Some philosophers pushed the critique even deeper. What if there is no fixed, natural identity at all? Judith Butler (born 1956) argued that gender is not an inner fact but something you repeatedly do—a kind of performance that you learn, rehearse, and repeat. In their book Gender Trouble (1990), Butler suggested that even the categories “man” and “woman” are not eternal truths but effects of social rules. The historian Michel Foucault (1926–1984) had made a similar claim earlier: the very idea of “the homosexual” as a distinct type of person, he argued, was invented in the 19th century. Before that, same‑sex acts existed, but people did not think of them as revealing a special kind of human being.

If identities are made rather than found, then appealing to a “true” identity can backfire. It might simply lock you into the very categories that were used to oppress you. The political theorist William Connolly (born 1940) added that every identity defines itself against an other—we know who we are by seeing who we are not. This can easily turn difference into something evil or inferior, which keeps the old hierarchy in place, just with a new name. So identity politics might, without meaning to, strengthen the very system it wants to overthrow.

Why So Many People Are Angry at Identity Politics

The term “identity politics” has become a political punching bag, attacked from the left, right, and center.

Since the 1990s, “identity politics” has become a favorite target for critics of all stripes. Liberal thinkers like Francis Fukuyama (born 1952) argue that the left’s focus on minority identities has distracted from fighting economic inequality and has even fed right‑wing nationalism, which proudly champions its own white, Christian identity. Leftist critics like Olúfémi Táíwò (born late 20th century) claim identity politics has been captured by elites who use it for their own careers while ignoring poor and working‑class people. The philosopher Nancy Fraser (born 1947) pointed out a deep tension between recognition—demanding that your group’s uniqueness be valued—and redistribution—taking wealth and power away from those who have too much. Sometimes, getting recognized as a distinct group can mean accepting your group’s lower place, rather than ending inequality altogether.

Defenders of identity politics respond that this is a false choice. Movements like Black Lives Matter or #MeToo never separated identity from economics; they have always shown how racism and sexism shape who gets paid less and who gets locked up. The debate, far from settling down, has only grown more tangled. The same words are used as an insult and as a banner of hope.

What This Means for You

Every day you are shaped by the groups others put you in—but you also have the power to redefine them.

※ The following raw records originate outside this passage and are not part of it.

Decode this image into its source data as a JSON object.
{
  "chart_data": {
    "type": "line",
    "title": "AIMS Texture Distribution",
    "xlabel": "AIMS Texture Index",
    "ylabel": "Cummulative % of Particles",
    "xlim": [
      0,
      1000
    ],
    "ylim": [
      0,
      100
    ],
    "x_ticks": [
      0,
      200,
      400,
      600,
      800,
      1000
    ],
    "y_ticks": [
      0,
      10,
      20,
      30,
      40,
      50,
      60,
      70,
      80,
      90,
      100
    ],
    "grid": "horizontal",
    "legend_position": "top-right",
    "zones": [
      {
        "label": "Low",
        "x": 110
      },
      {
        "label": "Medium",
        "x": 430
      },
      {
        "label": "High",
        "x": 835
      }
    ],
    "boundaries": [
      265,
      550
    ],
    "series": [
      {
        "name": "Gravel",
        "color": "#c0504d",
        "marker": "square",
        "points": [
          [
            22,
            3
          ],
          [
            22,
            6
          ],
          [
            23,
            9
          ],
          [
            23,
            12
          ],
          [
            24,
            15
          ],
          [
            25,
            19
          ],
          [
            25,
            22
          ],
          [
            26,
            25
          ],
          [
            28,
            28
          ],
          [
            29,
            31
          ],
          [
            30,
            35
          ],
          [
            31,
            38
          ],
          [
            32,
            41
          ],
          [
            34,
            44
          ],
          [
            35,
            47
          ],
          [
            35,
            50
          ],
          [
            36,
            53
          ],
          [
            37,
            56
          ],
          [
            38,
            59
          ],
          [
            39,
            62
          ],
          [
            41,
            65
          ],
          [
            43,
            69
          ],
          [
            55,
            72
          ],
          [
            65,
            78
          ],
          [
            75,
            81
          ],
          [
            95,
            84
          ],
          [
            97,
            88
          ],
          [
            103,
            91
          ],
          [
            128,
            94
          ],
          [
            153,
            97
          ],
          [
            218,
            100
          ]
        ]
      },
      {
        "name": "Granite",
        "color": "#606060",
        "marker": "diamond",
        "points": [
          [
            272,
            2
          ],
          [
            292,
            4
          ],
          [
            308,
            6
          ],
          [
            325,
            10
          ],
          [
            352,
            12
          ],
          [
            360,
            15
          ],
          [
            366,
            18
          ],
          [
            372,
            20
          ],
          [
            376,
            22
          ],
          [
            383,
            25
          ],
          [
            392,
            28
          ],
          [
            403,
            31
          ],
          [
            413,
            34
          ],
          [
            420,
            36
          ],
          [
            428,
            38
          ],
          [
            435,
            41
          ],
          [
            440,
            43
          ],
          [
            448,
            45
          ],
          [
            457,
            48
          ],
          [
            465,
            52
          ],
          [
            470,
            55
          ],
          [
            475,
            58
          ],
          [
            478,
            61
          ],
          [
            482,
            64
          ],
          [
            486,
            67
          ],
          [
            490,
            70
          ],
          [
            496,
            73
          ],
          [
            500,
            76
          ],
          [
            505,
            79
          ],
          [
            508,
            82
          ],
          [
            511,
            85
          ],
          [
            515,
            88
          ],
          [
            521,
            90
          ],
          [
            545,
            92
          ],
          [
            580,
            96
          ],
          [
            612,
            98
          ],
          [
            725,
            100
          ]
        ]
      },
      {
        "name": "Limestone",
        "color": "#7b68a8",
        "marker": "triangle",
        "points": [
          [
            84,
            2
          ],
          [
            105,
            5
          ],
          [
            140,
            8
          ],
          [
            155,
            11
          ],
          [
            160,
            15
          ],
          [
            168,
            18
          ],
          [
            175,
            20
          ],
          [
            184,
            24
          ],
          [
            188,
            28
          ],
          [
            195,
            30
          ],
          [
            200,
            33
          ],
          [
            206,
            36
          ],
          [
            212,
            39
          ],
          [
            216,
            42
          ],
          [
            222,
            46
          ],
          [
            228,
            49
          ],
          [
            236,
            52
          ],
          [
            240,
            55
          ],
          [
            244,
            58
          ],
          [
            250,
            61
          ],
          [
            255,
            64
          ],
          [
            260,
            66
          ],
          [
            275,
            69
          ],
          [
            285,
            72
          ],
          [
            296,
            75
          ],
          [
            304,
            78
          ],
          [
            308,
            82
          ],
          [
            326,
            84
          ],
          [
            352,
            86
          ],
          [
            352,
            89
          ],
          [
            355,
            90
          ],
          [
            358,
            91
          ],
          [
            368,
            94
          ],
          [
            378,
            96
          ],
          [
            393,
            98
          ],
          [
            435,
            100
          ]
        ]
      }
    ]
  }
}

Every day, without anyone asking your permission, people sort you into boxes: “the sporty kid,” “the quiet one,” “the kid from that neighborhood.” Sometimes you are treated differently because of how others see your race, your gender, your body, or where your family came from. Identity politics asks the same question that those Boston activists asked in 1977: should you own that box and make it a source of pride, or should you try to break free of all boxes? There is no clean answer. Philosophers have given us tools, though. You can remember that being true to yourself might mean reshaping what the group even means—not just accepting a ready‑made label. And you can hang on to the insight that you are always more than any single word can capture. That tension—between taking pride in who you are and refusing to be trapped by it—is the place where the real thinking begins.

Think about it

  1. If your classmates always treat you as “the smart kid,” would joining a club for “smart kids” make you feel proud or would it make the label harder to escape?
  2. Some people worry that celebrating what makes your group different can accidentally push other groups away. Can you think of a time when being proud of your own group slipped into putting someone else’s group down?
  3. If you could pick one word to describe a part of yourself that no one else uses, what would it be—and do you think that word could ever become the center of a political movement? Why or why not?